Take that, FOX.
Hillary Clinton’s Super Bowl tweet went viral Sunday night. The former First Lady, Senator and Secretary of State (as well as presumed front runner for the Democratic nomination in 2016) expressed her delight over not being the target of a FOX broadcast for once.
It’s since been retweeted over 55,000 times, but Clinton isn’t the first politician to gain attention for her tweets. The following 10 politicos have leveraged social media for added attention and even notoriety.
Chuck Grassley
The octogenarian Iowa Senator has become an active Twitter user, gaining attention for his complaints about the History Channel’s programming or about the University of Northern Iowa’s sports teams. But he truly took the social media world by storm when he blasted out a tweet about running over a deer while driving in 2012. “Assume deer dead,” Grassley wrote. It then became the basis for innumerable Internet jokes.
Justin Amash
Perhaps no member of Congress has made more ample use of social media than two-term Michigan congressman Justin Amash. The iconoclastic, 33-year-old libertarian-leaning Republican from Western Michigan boasts a Twitter profile that reads: “I have the highest ratio of sweet to not-so-sweet tweets of any member of Congress.” Amash also explains each and every vote he takes on his Facebook page, which he pointed out on Twitter—a blast we can only presume to be one of his “sweet” tweets.
Scott Brown
#bqhatevwr? That was a viral trend started by former Massachusetts senator Scott Brown in January, 2013. Brown, who is now mulling a bid to return to the U.S. Senate from New Hampshire, repeatedly tweeted “whatever” in response to Internet critics. But, at one point, his fingers slipped and he wrote “bqhatevwr” instead. Brown later claimed that the since deleted tweets were simply accidental pocket tweets but others have accused the once, and perhaps future, senator of “drunktweeting” instead.
Cory Booker
The New Jersey senator and former Newark mayor has become a social media celebrity who seemingly tweets every waking minute.

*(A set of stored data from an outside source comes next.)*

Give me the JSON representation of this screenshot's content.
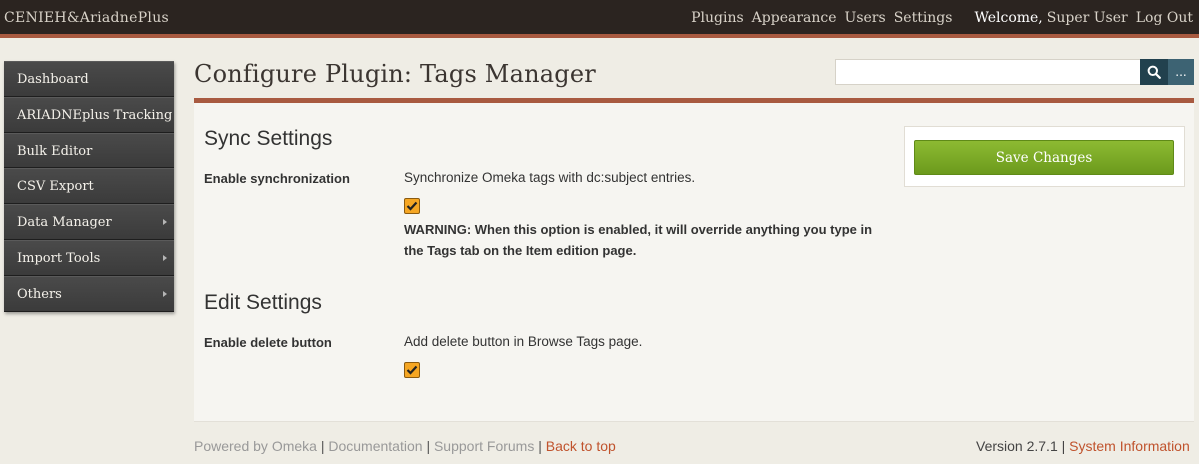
{
  "header": {
    "site_title": "CENIEH&AriadnePlus",
    "nav": [
      "Plugins",
      "Appearance",
      "Users",
      "Settings"
    ],
    "welcome": "Welcome,",
    "user": "Super User",
    "logout": "Log Out"
  },
  "sidebar": {
    "items": [
      {
        "label": "Dashboard",
        "has_submenu": false
      },
      {
        "label": "ARIADNEplus Tracking",
        "has_submenu": false
      },
      {
        "label": "Bulk Editor",
        "has_submenu": false
      },
      {
        "label": "CSV Export",
        "has_submenu": false
      },
      {
        "label": "Data Manager",
        "has_submenu": true
      },
      {
        "label": "Import Tools",
        "has_submenu": true
      },
      {
        "label": "Others",
        "has_submenu": true
      }
    ]
  },
  "page_title": "Configure Plugin: Tags Manager",
  "search": {
    "value": "",
    "placeholder": "",
    "advanced_label": "..."
  },
  "sync_settings": {
    "title": "Sync Settings",
    "field_label": "Enable synchronization",
    "description": "Synchronize Omeka tags with dc:subject entries.",
    "checked": true,
    "warning": "WARNING: When this option is enabled, it will override anything you type in the Tags tab on the Item edition page."
  },
  "edit_settings": {
    "title": "Edit Settings",
    "field_label": "Enable delete button",
    "description": "Add delete button in Browse Tags page.",
    "checked": true
  },
  "save_button": "Save Changes",
  "footer": {
    "powered_by": "Powered by Omeka",
    "documentation": "Documentation",
    "support": "Support Forums",
    "back_to_top": "Back to top",
    "version": "Version 2.7.1",
    "system_info": "System Information"
  },
  "colors": {
    "accent": "#a85a40",
    "topbar": "#2b2420",
    "save_green": "#7aaa24",
    "checkbox": "#f5a623",
    "link": "#c0532d"
  }
}
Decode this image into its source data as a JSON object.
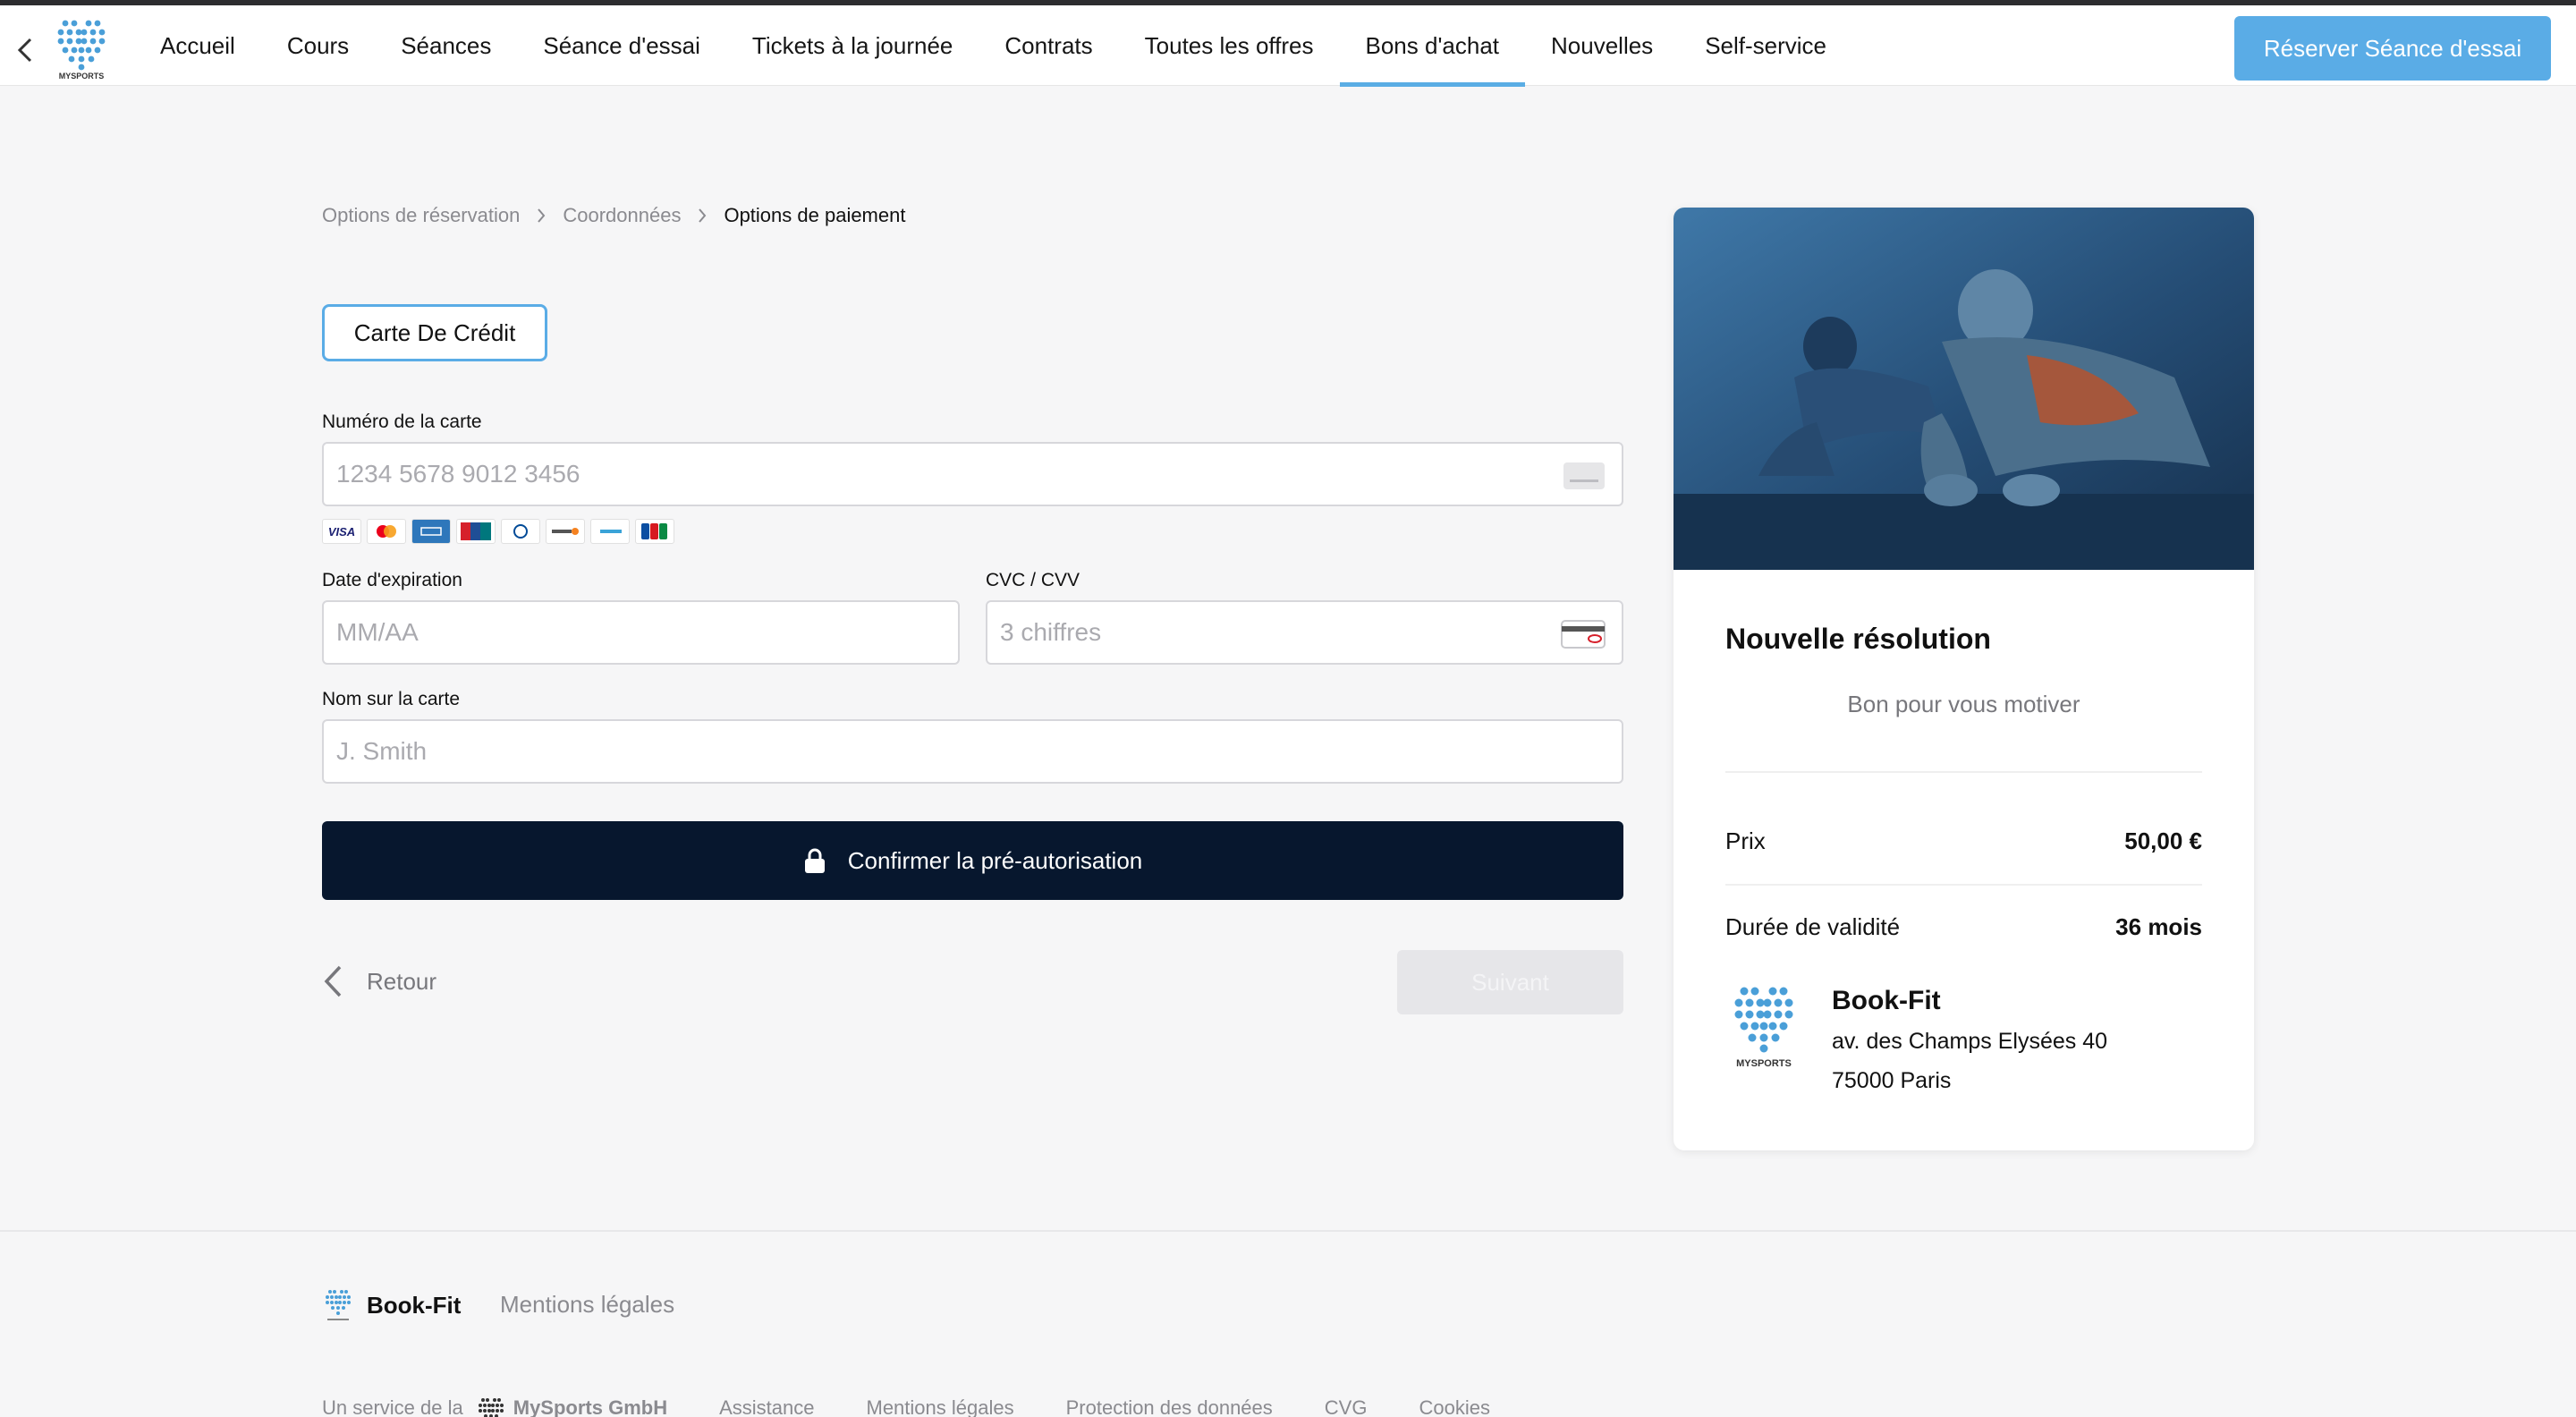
{
  "nav": {
    "back_label": "",
    "logo_text": "MYSPORTS",
    "items": [
      {
        "label": "Accueil"
      },
      {
        "label": "Cours"
      },
      {
        "label": "Séances"
      },
      {
        "label": "Séance d'essai"
      },
      {
        "label": "Tickets à la journée"
      },
      {
        "label": "Contrats"
      },
      {
        "label": "Toutes les offres"
      },
      {
        "label": "Bons d'achat",
        "active": true
      },
      {
        "label": "Nouvelles"
      },
      {
        "label": "Self-service"
      }
    ],
    "cta_label": "Réserver Séance d'essai"
  },
  "breadcrumb": {
    "step1": "Options de réservation",
    "step2": "Coordonnées",
    "step3": "Options de paiement"
  },
  "payment": {
    "method_tab": "Carte De Crédit",
    "card_number_label": "Numéro de la carte",
    "card_number_placeholder": "1234 5678 9012 3456",
    "brands": [
      "visa-icon",
      "mastercard-icon",
      "amex-icon",
      "unionpay-icon",
      "diners-icon",
      "discover-icon",
      "geocard-icon",
      "jcb-icon"
    ],
    "brand_visa_text": "VISA",
    "expiry_label": "Date d'expiration",
    "expiry_placeholder": "MM/AA",
    "cvc_label": "CVC / CVV",
    "cvc_placeholder": "3 chiffres",
    "name_label": "Nom sur la carte",
    "name_placeholder": "J. Smith",
    "confirm_label": "Confirmer la pré-autorisation"
  },
  "actions": {
    "back_label": "Retour",
    "next_label": "Suivant"
  },
  "offer": {
    "title": "Nouvelle résolution",
    "subtitle": "Bon pour vous motiver",
    "price_label": "Prix",
    "price_value": "50,00 €",
    "validity_label": "Durée de validité",
    "validity_value": "36 mois",
    "studio_logo_text": "MYSPORTS",
    "studio_name": "Book-Fit",
    "studio_street": "av. des Champs Elysées 40",
    "studio_city": "75000 Paris"
  },
  "footer": {
    "brand_name": "Book-Fit",
    "legal_link": "Mentions légales",
    "service_prefix": "Un service de la",
    "company": "MySports GmbH",
    "links": [
      "Assistance",
      "Mentions légales",
      "Protection des données",
      "CVG",
      "Cookies"
    ]
  },
  "colors": {
    "accent": "#5aace6",
    "dark_button": "#07172e",
    "page_bg": "#f6f6f7"
  }
}
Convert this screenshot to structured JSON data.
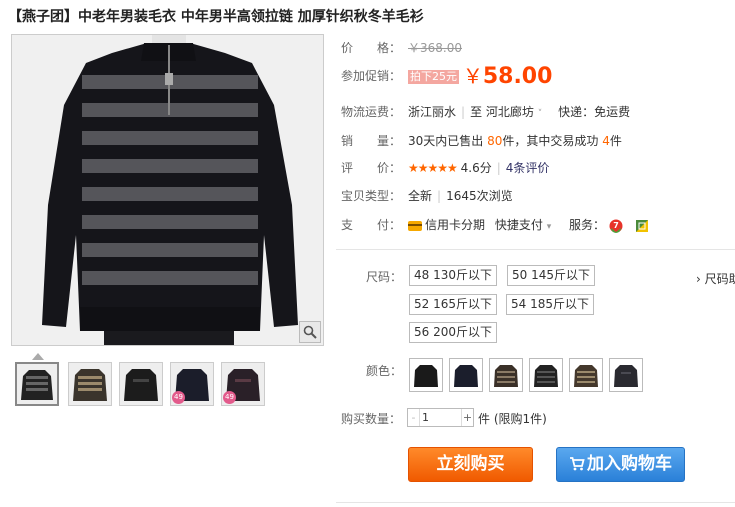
{
  "product": {
    "title": "【燕子团】中老年男装毛衣 中年男半高领拉链 加厚针织秋冬羊毛衫"
  },
  "price": {
    "label": "价　　格：",
    "original": "￥368.00"
  },
  "promo": {
    "label": "参加促销：",
    "tag_text": "拍下25元",
    "currency": "￥",
    "price": "58.00"
  },
  "shipping": {
    "label": "物流运费：",
    "from": "浙江丽水",
    "to_word": "至",
    "to": "河北廊坊",
    "express": "快递：免运费"
  },
  "sales": {
    "label": "销　　量：",
    "prefix": "30天内已售出",
    "sold": "80",
    "middle": "件，其中交易成功",
    "success": "4",
    "suffix": "件"
  },
  "rating": {
    "label": "评　　价：",
    "stars": "★★★★★",
    "score": "4.6分",
    "reviews": "4条评价"
  },
  "condition": {
    "label": "宝贝类型：",
    "value": "全新",
    "views": "1645次浏览"
  },
  "payment": {
    "label": "支　　付：",
    "card": "信用卡分期",
    "quick": "快捷支付",
    "service_label": "服务："
  },
  "sizes": {
    "label": "尺码：",
    "options": [
      "48 130斤以下",
      "50 145斤以下",
      "52 165斤以下",
      "54 185斤以下",
      "56 200斤以下"
    ],
    "chart_link": "› 尺码助"
  },
  "colors": {
    "label": "颜色："
  },
  "quantity": {
    "label": "购买数量：",
    "value": "1",
    "minus": "-",
    "plus": "+",
    "note": "件 (限购1件)"
  },
  "thumbnails": {
    "badge": "49"
  },
  "actions": {
    "buy": "立刻购买",
    "cart": "加入购物车"
  },
  "colors_theme": {
    "accent": "#ff4400",
    "buy_button": "#f26a0e",
    "cart_button": "#3b8ee3"
  }
}
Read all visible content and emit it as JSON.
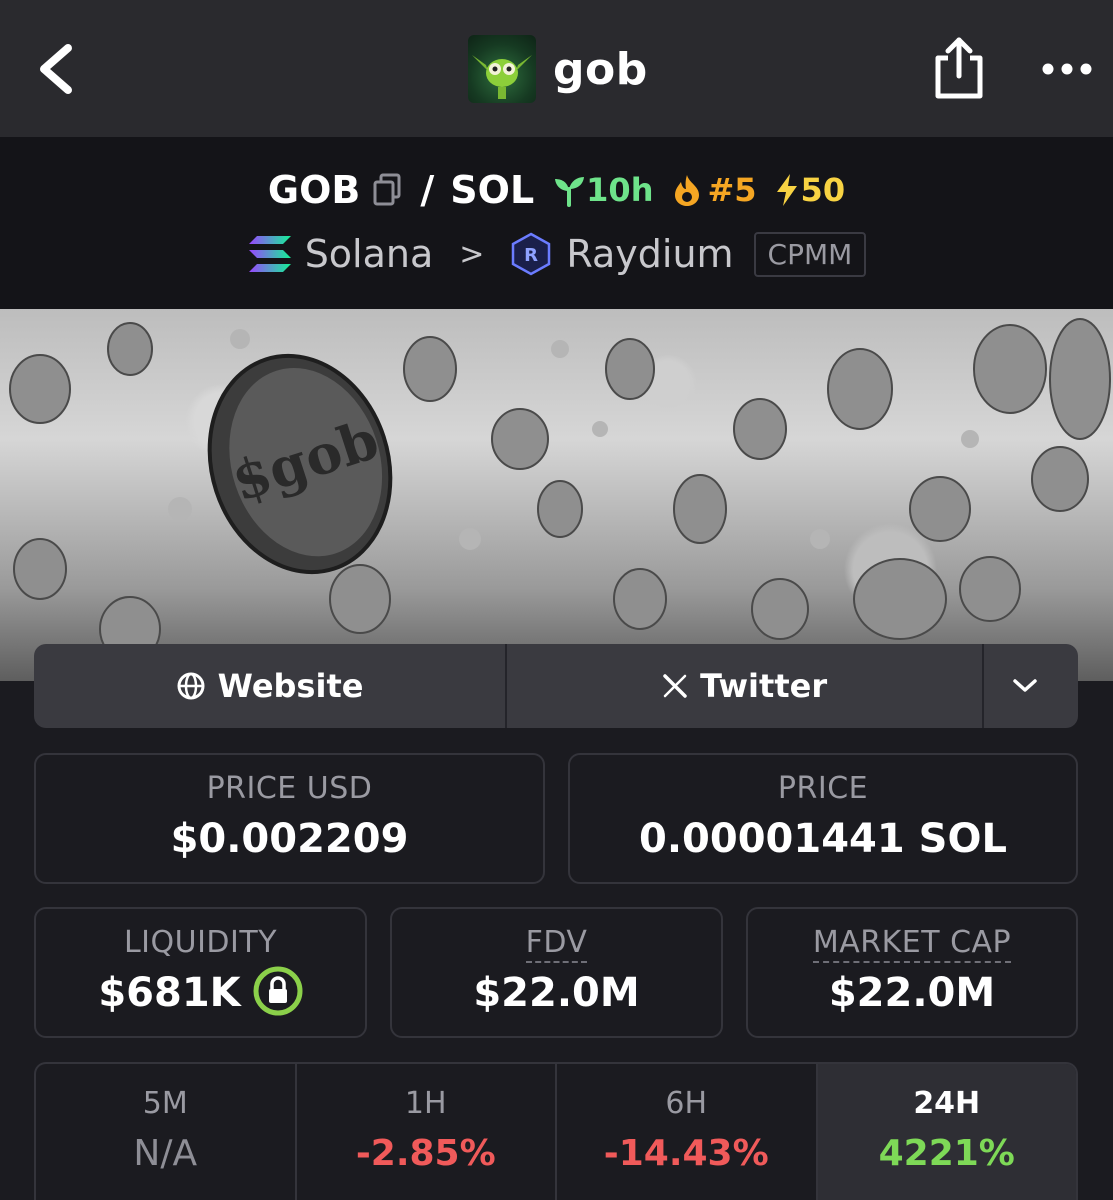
{
  "nav": {
    "title": "gob",
    "back_icon": "chevron-left-icon",
    "share_icon": "share-icon",
    "more_icon": "more-dots-icon"
  },
  "pair": {
    "base": "GOB",
    "quote": "SOL",
    "age": "10h",
    "rank": "#5",
    "boosts": "50",
    "chain": "Solana",
    "dex": "Raydium",
    "pool_type": "CPMM"
  },
  "links": {
    "website": "Website",
    "twitter": "Twitter"
  },
  "stats": {
    "price_usd_label": "PRICE USD",
    "price_usd": "$0.002209",
    "price_label": "PRICE",
    "price": "0.00001441 SOL",
    "liquidity_label": "LIQUIDITY",
    "liquidity": "$681K",
    "fdv_label": "FDV",
    "fdv": "$22.0M",
    "mcap_label": "MARKET CAP",
    "mcap": "$22.0M"
  },
  "changes": [
    {
      "label": "5M",
      "value": "N/A"
    },
    {
      "label": "1H",
      "value": "-2.85%"
    },
    {
      "label": "6H",
      "value": "-14.43%"
    },
    {
      "label": "24H",
      "value": "4221%"
    }
  ],
  "colors": {
    "negative": "#f05a5a",
    "positive": "#7ed957",
    "neutral": "#8e8e96",
    "age": "#6ee38a",
    "rank": "#f5a623",
    "boost": "#f8d343"
  }
}
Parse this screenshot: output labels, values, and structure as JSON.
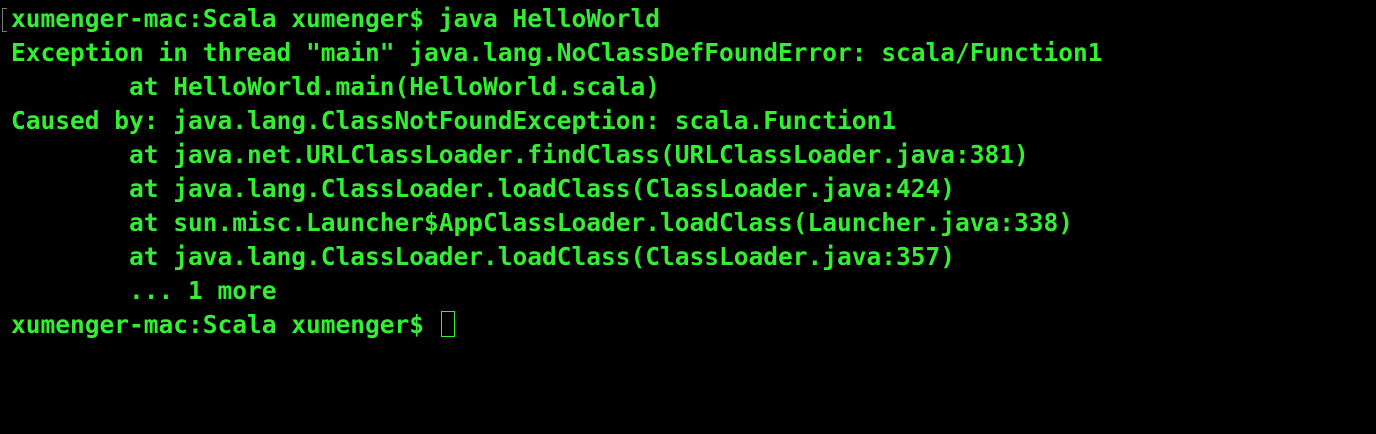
{
  "terminal": {
    "text_color": "#33ee33",
    "background_color": "#000000",
    "lines": [
      "xumenger-mac:Scala xumenger$ java HelloWorld",
      "Exception in thread \"main\" java.lang.NoClassDefFoundError: scala/Function1",
      "        at HelloWorld.main(HelloWorld.scala)",
      "Caused by: java.lang.ClassNotFoundException: scala.Function1",
      "        at java.net.URLClassLoader.findClass(URLClassLoader.java:381)",
      "        at java.lang.ClassLoader.loadClass(ClassLoader.java:424)",
      "        at sun.misc.Launcher$AppClassLoader.loadClass(Launcher.java:338)",
      "        at java.lang.ClassLoader.loadClass(ClassLoader.java:357)",
      "        ... 1 more"
    ],
    "prompt": "xumenger-mac:Scala xumenger$ "
  }
}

While still serving in Newark’s City Hall, Booker gained fame for responding to seemingly every complaint he received on social media. Tweet at him about a pothole or if your street wasn’t plowed in a snow storm and he’ll be on it. However, he wasn’t willing to help everyone. A gentleman named Lee Daly from Dublin, Ireland asked Booker for help with a pothole in front of his house. The Newark mayor referenced Jay-Z in explaining why there wasn’t anything he could do to help.
Jim Himes
Some congressmen say offensive things on Twitter. Others commit embarrassing political gaffes. But perhaps the worst was when Jim Himes (D-CT) praised the Black Eyed Peas Super Bowl halftime show in 2011. The performance received almost uniformly terrible reviews. (Turns out, no one wanted to see Fergie and Slash from Guns ’n’ Roses duet.) But Himes, on the other hand, found it “one hell of” a show, and didn’t shy away from publicizing that.
Randy Weber
Just before Barack Obama walked into the House Chamber to deliver the State of the Union last week, first-term Texas Republican Randy Weber tweeted that the president was a socialistic dictator. While the tweet got less attention after the speech because of Staten Island Republican Michael Grimm’s confrontation with a reporter, it still got more than its fair share of coverage during the President’s otherwise mundane address to Congress.
Sarah Palin
Forget political agendas or communicating with constituents, former Alaska governor and reality television star Sarah Palin used social media to invent a word. In a since-deleted tweet in 2010, the 2008 Republican vice presidential nominee wrote, “Ground Zero Mosque supporters: doesn’t it stab you in the heart, as it does ours throughout the heartland? Peaceful Muslims, pls refudiate.” “Refudiate,” you see, is not a word. It soon became one, however, once the New Oxford American Dictionary named it the 2010 “word of the year.”
Claire McCaskill
A two-term Democratic senator from Missouri, Claire McCaskill, has quickly established herself as one of the foremost political personalities on Twitter, using the medium to share a host of goofy thoughts, such as complaining about the variety of Triscuit brands when she just wanted a regular cracker.
Mark Takano
Mark Takano, a first-term Democratic congressman from California discovered a terrible surprise after wrongfully assuming that hip new forms of social media are exclusive to liberals like himself. So when Rand Paul joined Snapchat in mid-January, he prompted tweeted about his disappointment.
Tom Massie
Tom Massie, a libertarian-leaning Republican from Kentucky, jumped on the “doge” meme in December to attack the bipartisan omnibus budget. The bill, which passed both the House and the Senate by huge margins, did not meet the first-term congressman’s approval. With a picture of a cute dog, he wrote “Much bipartisanship. Very spending. Wow.”